Лизка охала и ахала, рассказывая мне те ужасы, что население передавало друг другу из уст в уста. С придыханием, хватаясь за сердце, причитала: «Ох, а мать-то Марины Ильиничны, убило! Да, осколком полголовы снесло! Ужас-то какой! Марина Ильинична рыдала, уходить в убежище не хотела, так и сидела рядом с матерью, пока саму не убило. Ужас-то какой, ужас!». Или: «Что же делается это, Василий Иванович? Японец тут полез на наших солдат, а один из них своей саблей руку одному штабс-капитану отрубил, а потом и голову снял! А потому эту голову поднял за волосы и кинул с горы. А сам хохотал как умалишенный! Что же это за варвары такие, а?» И так она могла говорить целый день. Страх одолел Лизку, ни о чем другом она подумать и не могла. Хлопотала по хозяйству, кормила кур, готовила, шила, стирала…. Делала все, чтобы не думать о войне, не замечать ее. А когда я приплыл из Чифу, она обрадовалась, вывалила на меня свои переживания, выболтала все страхи.
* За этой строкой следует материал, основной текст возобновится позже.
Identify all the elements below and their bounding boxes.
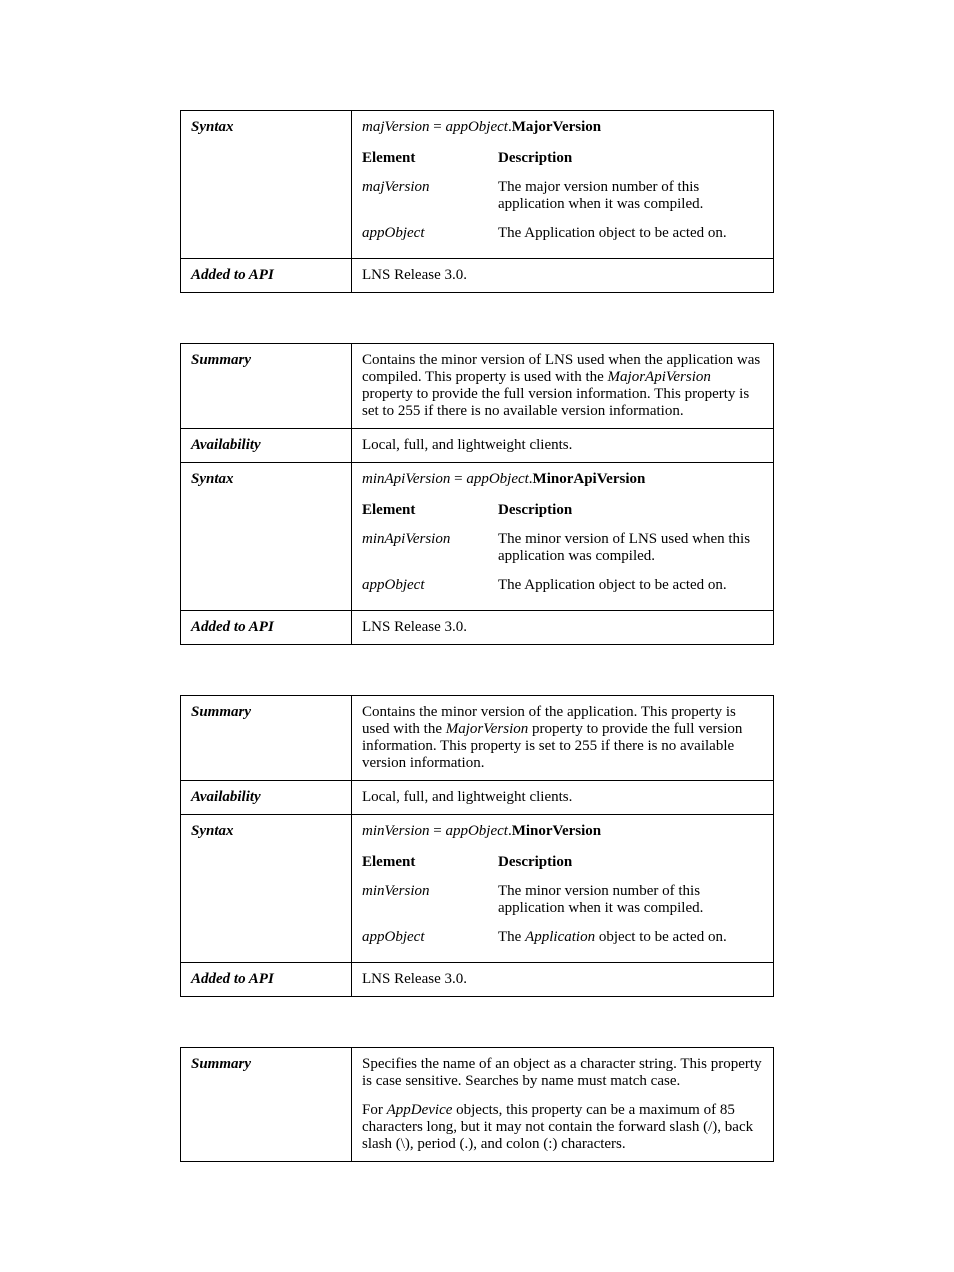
page-container: SyntaxmajVersion = appObject.MajorVersio… [0, 0, 954, 1272]
parameter-name: majVersion [362, 175, 498, 221]
table-row: Syntax minApiVersion = appObject.MinorApi… [181, 463, 774, 611]
property-table: SummaryContains the minor version of the… [180, 695, 774, 997]
table-row: SyntaxminVersion = appObject.MinorVersio… [181, 815, 774, 963]
table-row: SummaryContains the minor version of LNS… [181, 344, 774, 429]
syntax-expression: majVersion = appObject.MajorVersion [362, 119, 763, 136]
parameter-name: appObject [362, 221, 498, 250]
row-label: Availability [181, 781, 352, 815]
row-label: Availability [181, 429, 352, 463]
column-header-element: Element [362, 850, 498, 879]
table-row: Added to APILNS Release 3.0. [181, 259, 774, 293]
paragraph: For AppDevice objects, this property can… [362, 1102, 763, 1153]
parameter-description: The Application object to be acted on. [498, 925, 763, 954]
row-label: Added to API [181, 611, 352, 645]
row-content: Local, full, and lightweight clients. [352, 429, 774, 463]
row-content: Contains the minor version of LNS used w… [352, 344, 774, 429]
parameter-description: The minor version of LNS used when this … [498, 527, 763, 573]
column-header-description: Description [498, 146, 763, 175]
parameter-description: The major version number of this applica… [498, 175, 763, 221]
table-row: SummaryContains the minor version of the… [181, 696, 774, 781]
parameter-name: appObject [362, 925, 498, 954]
paragraph: Specifies the name of an object as a cha… [362, 1056, 763, 1090]
row-content: minVersion = appObject.MinorVersion Eleme… [352, 815, 774, 963]
column-header-element: Element [362, 498, 498, 527]
row-label: Summary [181, 696, 352, 781]
table-row: AvailabilityLocal, full, and lightweight… [181, 429, 774, 463]
row-label: Summary [181, 344, 352, 429]
parameter-name: minApiVersion [362, 527, 498, 573]
syntax-expression: minVersion = appObject.MinorVersion [362, 823, 763, 840]
parameter-row: minApiVersionThe minor version of LNS us… [362, 527, 763, 573]
table-row: Summary Specifies the name of an object a… [181, 1048, 774, 1162]
parameter-row: minVersionThe minor version number of th… [362, 879, 763, 925]
row-content: Contains the minor version of the applic… [352, 696, 774, 781]
property-table: Summary Specifies the name of an object a… [180, 1047, 774, 1162]
parameter-description: The Application object to be acted on. [498, 221, 763, 250]
row-label: Added to API [181, 963, 352, 997]
parameter-row: majVersionThe major version number of th… [362, 175, 763, 221]
row-content: minApiVersion = appObject.MinorApiVersio… [352, 463, 774, 611]
row-content: majVersion = appObject.MajorVersion Eleme… [352, 111, 774, 259]
paragraph: Contains the minor version of the applic… [362, 704, 763, 772]
syntax-expression: minApiVersion = appObject.MinorApiVersio… [362, 471, 763, 488]
table-row: Added to APILNS Release 3.0. [181, 963, 774, 997]
parameter-name: appObject [362, 573, 498, 602]
property-table: SyntaxmajVersion = appObject.MajorVersio… [180, 110, 774, 293]
parameter-name: minVersion [362, 879, 498, 925]
parameter-description: The Application object to be acted on. [498, 573, 763, 602]
parameter-table: ElementDescriptionminApiVersionThe minor… [362, 498, 763, 602]
paragraph: Contains the minor version of LNS used w… [362, 352, 763, 420]
column-header-element: Element [362, 146, 498, 175]
column-header-description: Description [498, 850, 763, 879]
row-content: Local, full, and lightweight clients. [352, 781, 774, 815]
row-content: LNS Release 3.0. [352, 259, 774, 293]
parameter-row: appObjectThe Application object to be ac… [362, 221, 763, 250]
row-content: LNS Release 3.0. [352, 611, 774, 645]
table-row: SyntaxmajVersion = appObject.MajorVersio… [181, 111, 774, 259]
column-header-description: Description [498, 498, 763, 527]
row-label: Summary [181, 1048, 352, 1162]
parameter-row: appObjectThe Application object to be ac… [362, 925, 763, 954]
parameter-table: ElementDescriptionmajVersionThe major ve… [362, 146, 763, 250]
parameter-description: The minor version number of this applica… [498, 879, 763, 925]
row-content: LNS Release 3.0. [352, 963, 774, 997]
table-row: AvailabilityLocal, full, and lightweight… [181, 781, 774, 815]
row-label: Syntax [181, 111, 352, 259]
row-content: Specifies the name of an object as a cha… [352, 1048, 774, 1162]
table-row: Added to APILNS Release 3.0. [181, 611, 774, 645]
parameter-row: appObjectThe Application object to be ac… [362, 573, 763, 602]
property-table: SummaryContains the minor version of LNS… [180, 343, 774, 645]
row-label: Syntax [181, 463, 352, 611]
parameter-table: ElementDescriptionminVersionThe minor ve… [362, 850, 763, 954]
row-label: Added to API [181, 259, 352, 293]
row-label: Syntax [181, 815, 352, 963]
Не знаю, я вроде бы и рад был ей помочь, но слушать без конца одно и тоже, переживать вместе с нею я меня не было никаких сил и, ни малейшего желания. Я был грубее Лизки. И хоть меня так же ужасала эта война, шокировала кровь ручьями и кишки ковром, но все же болтать об этом целыми сутками я не мог. Вот этим-то и отличается мужик от бабы — мы переживаем свои эмоции где-то в глубине своей души и на публику не выносим. Может потому и живем меньше, кто знает….
По поводу бронежилетом и касок…. Во время активной фазы боев простые солдаты раскусили все прелести защиты. Едва заметили, что сталь на груди может держать пулю, как в один день все броники оказались разобраны. Каски так же получили одобрение, они неплохо справлялись с летящими в голову камнями и шрапнелью. Офицеры препятствовать неуставным средствам защиты препятствовать не стали, здраво рассудив, что жизнь солдата важнее внешнего вида. Стессель по слухам, увидев подобное самоуправство, поворчал для приличия, но разнос учинять не стал. И более того, после одного из тяжелого боя пред его взором предстал простой солдат Иван, на груди которого красовалась пластина с тремя глубокими вмятинами. Японские пули не смогли ее пробить и отправить солдата на тот свет. И только после этой демонстрации Стессель был вынужден признать, что затея не настолько уж и дурна, чтобы от нее отказываться. Мое изобретение вполне себе спасала человеческие жизни. Плохо было лишь то, что броников в наличии было совсем уж мало. И только поэтому в припортовых мастерских стали мастерить что-то похожее на мои бронежелеты, единственно что пластины у них выходили не такими качественными и плотными. Для того чтобы они держали пулю их приходилось делать толще, а это дополнительный вес, который и без того был немал. Спору нет — солдаты и это расхватали и таскали на груди, но особую ценность в их среде заимели как раз мои вещи. С касками получилась подобная же история. Они неплохо защищали от камней, мелких осколков и шрапнели. Немало голов оказалось спасено и Стессель за неимением запасов, за невозможностью надеть на все головы мои каски приказал сделать аналог. Но тут уж мастеровые развели руками — для подобной штамповки у них не было ни нормального пресса, ни металла, ни формы. В общем, пришлось солдатам довольствоваться тем, что имелось.